2016多校训练Contest7: 1011 Knights hdu5819

Problem Description

At the start of this game, there are N knights on a road of length N+1. The knights are numbered from 1 to N, and the ith knight stands i unit from the left end of the road.

When the game begins, each knight moves to left or right at the same speed. Whenever a knight reaches to the end of the road, he instantly changes his direction. 

Whenever two knights meet, they fight until one loses, where each one of them wins in 50% possibility. Then the winner keeps moving in the direction he was moving before the fight, and the loser quits the game. The fighting time is very short and can be ignored.

The game continues until only one knight remains, and that knight is the winner.

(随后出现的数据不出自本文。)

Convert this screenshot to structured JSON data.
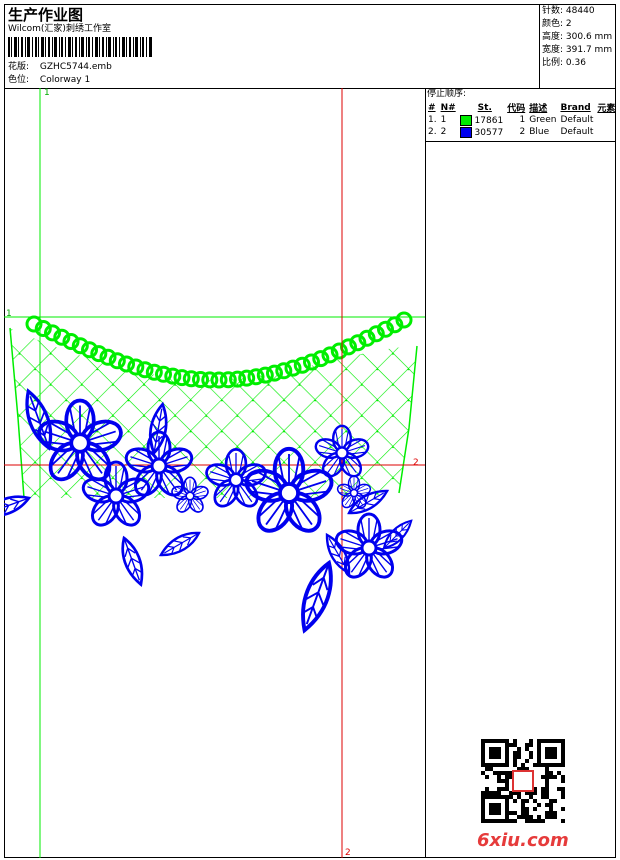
{
  "header": {
    "title": "生产作业图",
    "company": "Wilcom(汇家)刺绣工作室",
    "design_label": "花版:",
    "design_value": "GZHC5744.emb",
    "colorway_label": "色位:",
    "colorway_value": "Colorway 1"
  },
  "stats": [
    {
      "label": "针数:",
      "value": "48440"
    },
    {
      "label": "颜色:",
      "value": "2"
    },
    {
      "label": "高度:",
      "value": "300.6 mm"
    },
    {
      "label": "宽度:",
      "value": "391.7 mm"
    },
    {
      "label": "比例:",
      "value": "0.36"
    }
  ],
  "sequence": {
    "title": "停止顺序:",
    "columns": [
      "#",
      "N#",
      "St.",
      "代码",
      "描述",
      "Brand",
      "元素"
    ],
    "rows": [
      {
        "num": "1.",
        "n": "1",
        "color": "#00ee00",
        "stitches": "17861",
        "code": "1",
        "desc": "Green",
        "brand": "Default"
      },
      {
        "num": "2.",
        "n": "2",
        "color": "#0000ee",
        "stitches": "30577",
        "code": "2",
        "desc": "Blue",
        "brand": "Default"
      }
    ]
  },
  "guides": {
    "green_top": "1",
    "green_left": "1",
    "red_right": "2",
    "red_bottom": "2"
  },
  "watermark": "6xiu.com",
  "colors": {
    "green": "#00ee00",
    "blue": "#0000ee",
    "red_guide": "#dd0000"
  }
}
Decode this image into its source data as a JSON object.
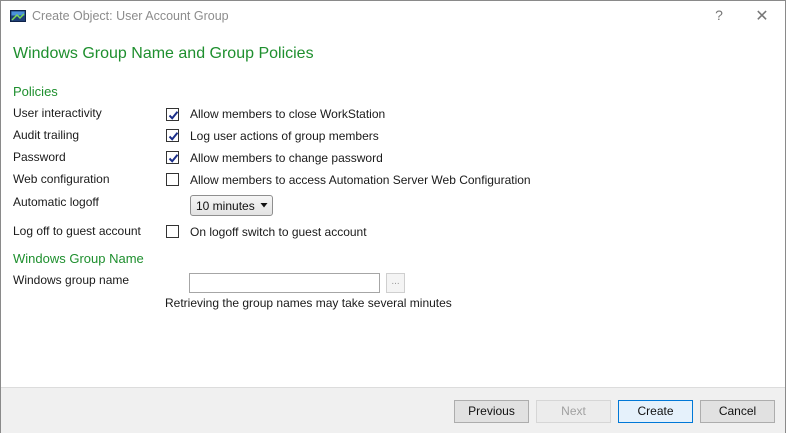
{
  "window": {
    "title": "Create Object: User Account Group",
    "help_glyph": "?",
    "close_glyph": "✕"
  },
  "heading": "Windows Group Name and Group Policies",
  "policies": {
    "section_title": "Policies",
    "rows": [
      {
        "label": "User interactivity",
        "option": "Allow members to close WorkStation",
        "checked": true
      },
      {
        "label": "Audit trailing",
        "option": "Log user actions of group members",
        "checked": true
      },
      {
        "label": "Password",
        "option": "Allow members to change password",
        "checked": true
      },
      {
        "label": "Web configuration",
        "option": "Allow members to access Automation Server Web Configuration",
        "checked": false
      }
    ],
    "automatic_logoff": {
      "label": "Automatic logoff",
      "selected": "10 minutes"
    },
    "guest": {
      "label": "Log off to guest account",
      "option": "On logoff switch to guest account",
      "checked": false
    }
  },
  "windows_group": {
    "section_title": "Windows Group Name",
    "field_label": "Windows group name",
    "value": "",
    "browse_label": "...",
    "hint": "Retrieving the group names may take several minutes"
  },
  "footer": {
    "previous": "Previous",
    "next": "Next",
    "create": "Create",
    "cancel": "Cancel"
  },
  "colors": {
    "accent_green": "#1e8f2e",
    "primary_border": "#0078d7"
  }
}
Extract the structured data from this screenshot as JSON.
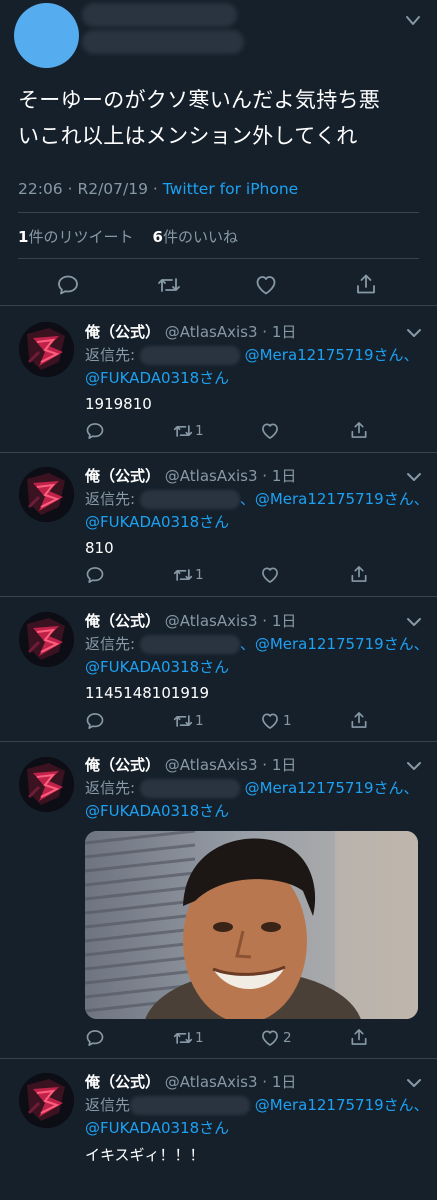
{
  "main_tweet": {
    "text_line1": "そーゆーのがクソ寒いんだよ気持ち悪",
    "text_line2": "いこれ以上はメンション外してくれ",
    "time": "22:06 · R2/07/19 · ",
    "source": "Twitter for iPhone",
    "retweet_count": "1",
    "retweet_label": "件のリツイート",
    "like_count": "6",
    "like_label": "件のいいね"
  },
  "colors": {
    "background": "#15202b",
    "accent": "#1da1f2",
    "secondary_text": "#8899a6",
    "divider": "#38444d"
  },
  "icons": {
    "reply": "speech-bubble-icon",
    "retweet": "retweet-arrows-icon",
    "like": "heart-icon",
    "share": "share-upload-icon",
    "menu": "chevron-down-icon"
  },
  "replies": [
    {
      "name": "俺（公式）",
      "handle": "@AtlasAxis3 · 1日",
      "reply_prefix": "返信先: ",
      "mention1": "@Mera12175719さん、",
      "mention2": "@FUKADA0318さん",
      "body": "1919810",
      "retweets": "1",
      "likes": ""
    },
    {
      "name": "俺（公式）",
      "handle": "@AtlasAxis3 · 1日",
      "reply_prefix": "返信先: ",
      "mention1": "、@Mera12175719さん、",
      "mention2": "@FUKADA0318さん",
      "body": "810",
      "retweets": "1",
      "likes": ""
    },
    {
      "name": "俺（公式）",
      "handle": "@AtlasAxis3 · 1日",
      "reply_prefix": "返信先: ",
      "mention1": "、@Mera12175719さん、",
      "mention2": "@FUKADA0318さん",
      "body": "1145148101919",
      "retweets": "1",
      "likes": "1"
    },
    {
      "name": "俺（公式）",
      "handle": "@AtlasAxis3 · 1日",
      "reply_prefix": "返信先: ",
      "mention1": "@Mera12175719さん、",
      "mention2": "@FUKADA0318さん",
      "body": "",
      "retweets": "1",
      "likes": "2"
    },
    {
      "name": "俺（公式）",
      "handle": "@AtlasAxis3 · 1日",
      "reply_prefix": "返信先",
      "mention1": "@Mera12175719さん、",
      "mention2": "@FUKADA0318さん",
      "body": "イキスギィ！！！",
      "retweets": "",
      "likes": ""
    }
  ]
}
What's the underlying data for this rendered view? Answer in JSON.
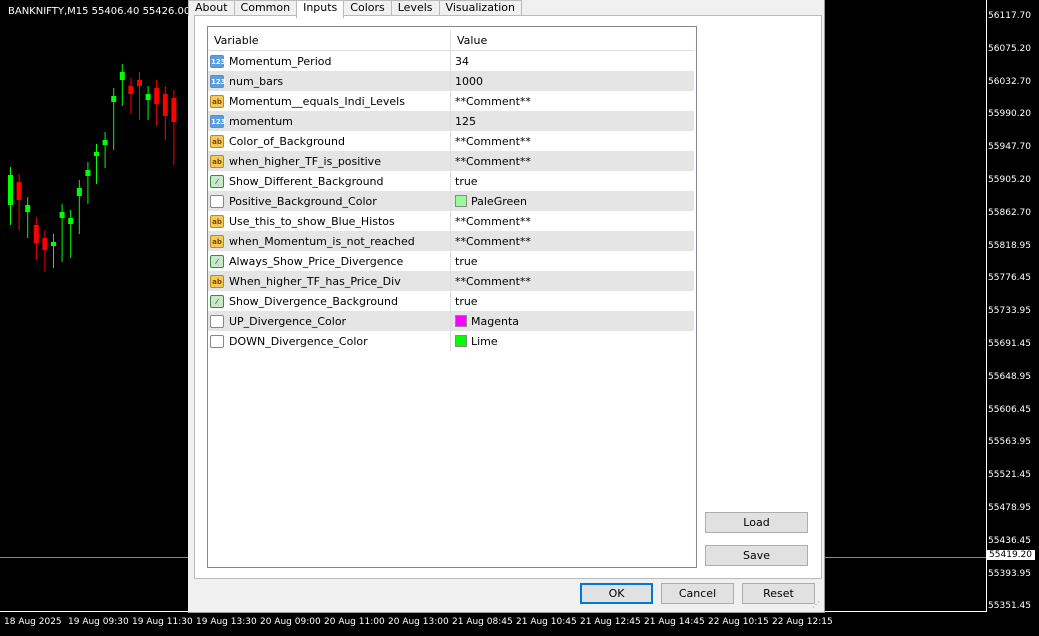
{
  "chart": {
    "title": "BANKNIFTY,M15  55406.40 55426.00 554",
    "current_price": "55419.20",
    "price_labels": [
      "56117.70",
      "56075.20",
      "56032.70",
      "55990.20",
      "55947.70",
      "55905.20",
      "55862.70",
      "55818.95",
      "55776.45",
      "55733.95",
      "55691.45",
      "55648.95",
      "55606.45",
      "55563.95",
      "55521.45",
      "55478.95",
      "55436.45",
      "55393.95",
      "55351.45"
    ],
    "time_labels": [
      "18 Aug 2025",
      "19 Aug 09:30",
      "19 Aug 11:30",
      "19 Aug 13:30",
      "20 Aug 09:00",
      "20 Aug 11:00",
      "20 Aug 13:00",
      "21 Aug 08:45",
      "21 Aug 10:45",
      "21 Aug 12:45",
      "21 Aug 14:45",
      "22 Aug 10:15",
      "22 Aug 12:15"
    ],
    "bull_color": "#00ff00",
    "bear_color": "#ff0000"
  },
  "dialog": {
    "tabs": [
      "About",
      "Common",
      "Inputs",
      "Colors",
      "Levels",
      "Visualization"
    ],
    "active_tab": "Inputs",
    "table": {
      "header_variable": "Variable",
      "header_value": "Value",
      "rows": [
        {
          "icon": "number-icon",
          "name": "Momentum_Period",
          "value": "34"
        },
        {
          "icon": "number-icon",
          "name": "num_bars",
          "value": "1000"
        },
        {
          "icon": "string-icon",
          "name": "Momentum__equals_Indi_Levels",
          "value": "**Comment**"
        },
        {
          "icon": "number-icon",
          "name": "momentum",
          "value": "125"
        },
        {
          "icon": "string-icon",
          "name": "Color_of_Background",
          "value": "**Comment**"
        },
        {
          "icon": "string-icon",
          "name": "when_higher_TF_is_positive",
          "value": "**Comment**"
        },
        {
          "icon": "bool-icon",
          "name": "Show_Different_Background",
          "value": "true"
        },
        {
          "icon": "color-icon",
          "name": "Positive_Background_Color",
          "value": "PaleGreen",
          "swatch": "#98fb98"
        },
        {
          "icon": "string-icon",
          "name": "Use_this_to_show_Blue_Histos",
          "value": "**Comment**"
        },
        {
          "icon": "string-icon",
          "name": "when_Momentum_is_not_reached",
          "value": "**Comment**"
        },
        {
          "icon": "bool-icon",
          "name": "Always_Show_Price_Divergence",
          "value": "true"
        },
        {
          "icon": "string-icon",
          "name": "When_higher_TF_has_Price_Div",
          "value": "**Comment**"
        },
        {
          "icon": "bool-icon",
          "name": "Show_Divergence_Background",
          "value": "true"
        },
        {
          "icon": "color-icon",
          "name": "UP_Divergence_Color",
          "value": "Magenta",
          "swatch": "#ff00ff"
        },
        {
          "icon": "color-icon",
          "name": "DOWN_Divergence_Color",
          "value": "Lime",
          "swatch": "#00ff00"
        }
      ]
    },
    "buttons": {
      "load": "Load",
      "save": "Save",
      "ok": "OK",
      "cancel": "Cancel",
      "reset": "Reset"
    }
  }
}
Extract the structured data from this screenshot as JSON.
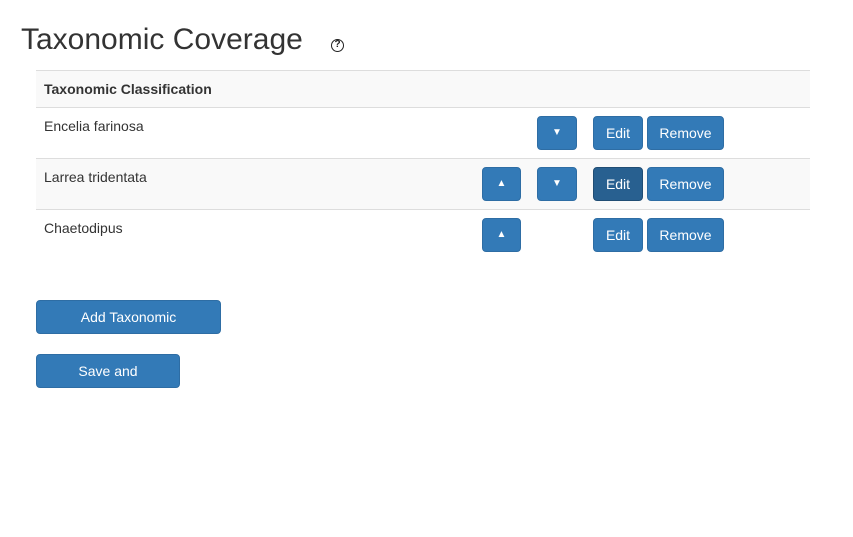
{
  "page": {
    "title": "Taxonomic Coverage",
    "help_icon": "?"
  },
  "table": {
    "header": "Taxonomic Classification",
    "rows": [
      {
        "name": "Encelia farinosa",
        "up": null,
        "down": "▼",
        "edit": "Edit",
        "remove": "Remove"
      },
      {
        "name": "Larrea tridentata",
        "up": "▲",
        "down": "▼",
        "edit": "Edit",
        "remove": "Remove"
      },
      {
        "name": "Chaetodipus",
        "up": "▲",
        "down": null,
        "edit": "Edit",
        "remove": "Remove"
      }
    ]
  },
  "actions": {
    "add_label": "Add Taxonomic Coverage",
    "save_label": "Save and Continue"
  },
  "colors": {
    "primary": "#337ab7",
    "primary_active": "#286090",
    "stripe": "#f9f9f9",
    "border": "#dddddd"
  }
}
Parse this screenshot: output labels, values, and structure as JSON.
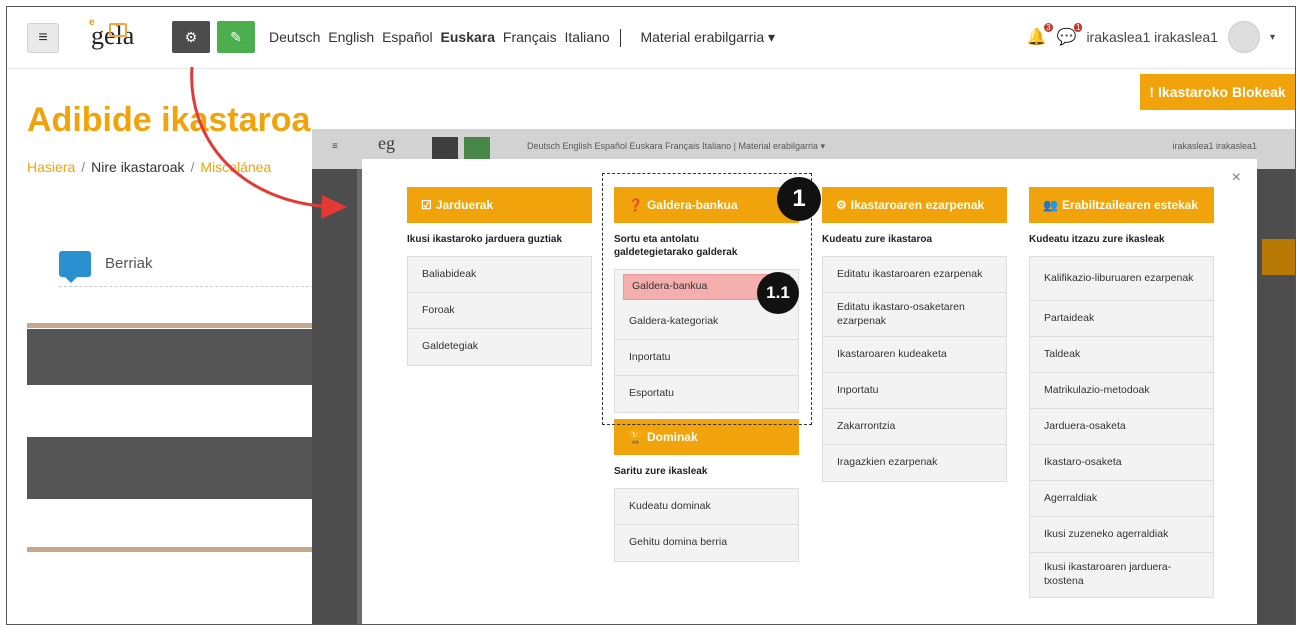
{
  "navbar": {
    "languages": [
      {
        "label": "Deutsch",
        "bold": false
      },
      {
        "label": "English",
        "bold": false
      },
      {
        "label": "Español",
        "bold": false
      },
      {
        "label": "Euskara",
        "bold": true
      },
      {
        "label": "Français",
        "bold": false
      },
      {
        "label": "Italiano",
        "bold": false
      }
    ],
    "material": "Material erabilgarria ▾",
    "user": "irakaslea1 irakaslea1",
    "notif_count": "3",
    "msg_count": "1"
  },
  "blocks_button": "Ikastaroko Blokeak",
  "page": {
    "title": "Adibide ikastaroa",
    "breadcrumb": [
      "Hasiera",
      "Nire ikastaroak",
      "Miscelánea"
    ],
    "berriak": "Berriak"
  },
  "overlay": {
    "nav_text": "Deutsch  English  Español  Euskara  Français  Italiano  |  Material erabilgarria ▾",
    "user": "irakaslea1 irakaslea1"
  },
  "modal": {
    "columns": [
      {
        "title": "Jarduerak",
        "desc": "Ikusi ikastaroko jarduera guztiak",
        "items": [
          "Baliabideak",
          "Foroak",
          "Galdetegiak"
        ]
      },
      {
        "title": "Galdera-bankua",
        "desc": "Sortu eta antolatu galdetegietarako galderak",
        "items": [
          "Galdera-bankua",
          "Galdera-kategoriak",
          "Inportatu",
          "Esportatu"
        ]
      },
      {
        "title": "Ikastaroaren ezarpenak",
        "desc": "Kudeatu zure ikastaroa",
        "items": [
          "Editatu ikastaroaren ezarpenak",
          "Editatu ikastaro-osaketaren ezarpenak",
          "Ikastaroaren kudeaketa",
          "Inportatu",
          "Zakarrontzia",
          "Iragazkien ezarpenak"
        ]
      },
      {
        "title": "Erabiltzailearen estekak",
        "desc": "Kudeatu itzazu zure ikasleak",
        "items": [
          "Kalifikazio-liburuaren ezarpenak",
          "Partaideak",
          "Taldeak",
          "Matrikulazio-metodoak",
          "Jarduera-osaketa",
          "Ikastaro-osaketa",
          "Agerraldiak",
          "Ikusi zuzeneko agerraldiak",
          "Ikusi ikastaroaren jarduera-txostena"
        ]
      }
    ],
    "dominak": {
      "title": "Dominak",
      "desc": "Saritu zure ikasleak",
      "items": [
        "Kudeatu dominak",
        "Gehitu domina berria"
      ]
    },
    "markers": [
      "1",
      "1.1"
    ]
  }
}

Now, we know the moving direction of each knight initially. Can you calculate the possibility that Nth knight win the game?

 

Input

The first line of the input gives the number of test cases T (T <= 10). In each test case, the first line is an integer N (1 <= N <= 1000). The second line contains N integers. The ith integer represents the ith knight’s moving direction, and 0 stands for left while 1 stands for right.

 

Output

Each test case contains one line and one integer. Let’s assume the possibility be equal to the irreducible fraction P / Q. Print the value of P⋅Q−1 in the prime field of integers modulo 1 000 000 007(109+7). It is guaranteed that this modulo does not divide Q, thus the number to be printed is well-defined.

 

Sample Input

2
2
0 0
3
0 1 0

 

Sample Output

Case #1: 500000004
Case #2: 250000002

在考场上只想出了n^3的做法。。其实n^2的做法就多一个小优化。。

首先因为只要求第n个骑士的胜利概率，而每个骑士速度一样说明没有追及问题

所以我们只要求出有多少个骑士向右走的概率就可以了

用f[i][j]表示前i个人有j个人向右的概率

f[i][j]=f[i-1][j-1]*1/2+f[i-1][j-2]*1/4+……

我一开始推出来的是一个这样的式子，转移是n^3的

观察这个式子不难发现。f[i][j]=f[i][j+1]*1/2+f[i-1][j]*1/2

这样我们就把复杂度降成n^2的了

#include<map>
#include<cmath>
#include<queue>
#include<vector>
#include<cstdio>
#include<string>
#include<cstring>
#include<iostream>
#include<algorithm>
using namespace std;
long long mod=1000000007;
inline long long power(long long x,int y)
{
	int xx=1;
	while(y!=0)
	{
		if(y%2==1)
			xx=xx*x%mod;
		x=x*x%mod;
		y=y/2;
	}
	return xx;
}
int a[100001];
long long f[1001][1001];
int main()
{
//	freopen("1011.in","r",stdin);
//	freopen("1011.ans","w",stdout); 
	long long tx=power(2,mod-2);
	int T,k=0;
	scanf("%d",&T);
	while(T>0)
	{
		T--;k++;
		int n;
		scanf("%d",&n);
		int i,j;
		for(i=1;i<=n;i++)
			scanf("%d",&a[i]);
		memset(f,0,sizeof(f));
		f[1][1]=1;
		for(i=2;i<=n;i++)
		{
			if(a[i]==0||i==n)
			{
				for(j=i-1;j>=1;j--)
					f[i][j]=f[i-1][j];
				for(j=i-1;j>=2;j--)
				{
					f[i][j-1]=(f[i][j-1]+f[i][j]*tx%mod)%mod;
					f[i][j]=f[i][j]*tx%mod;
				}
			}
			else
			{
				for(j=1;j<=i;j++)
					f[i][j]=f[i-1][j-1];
			}
		}
		long long ans=f[n][1]*tx%mod;
		printf("Case #%d: %I64d\n",k,ans);
	}
	return 0;
}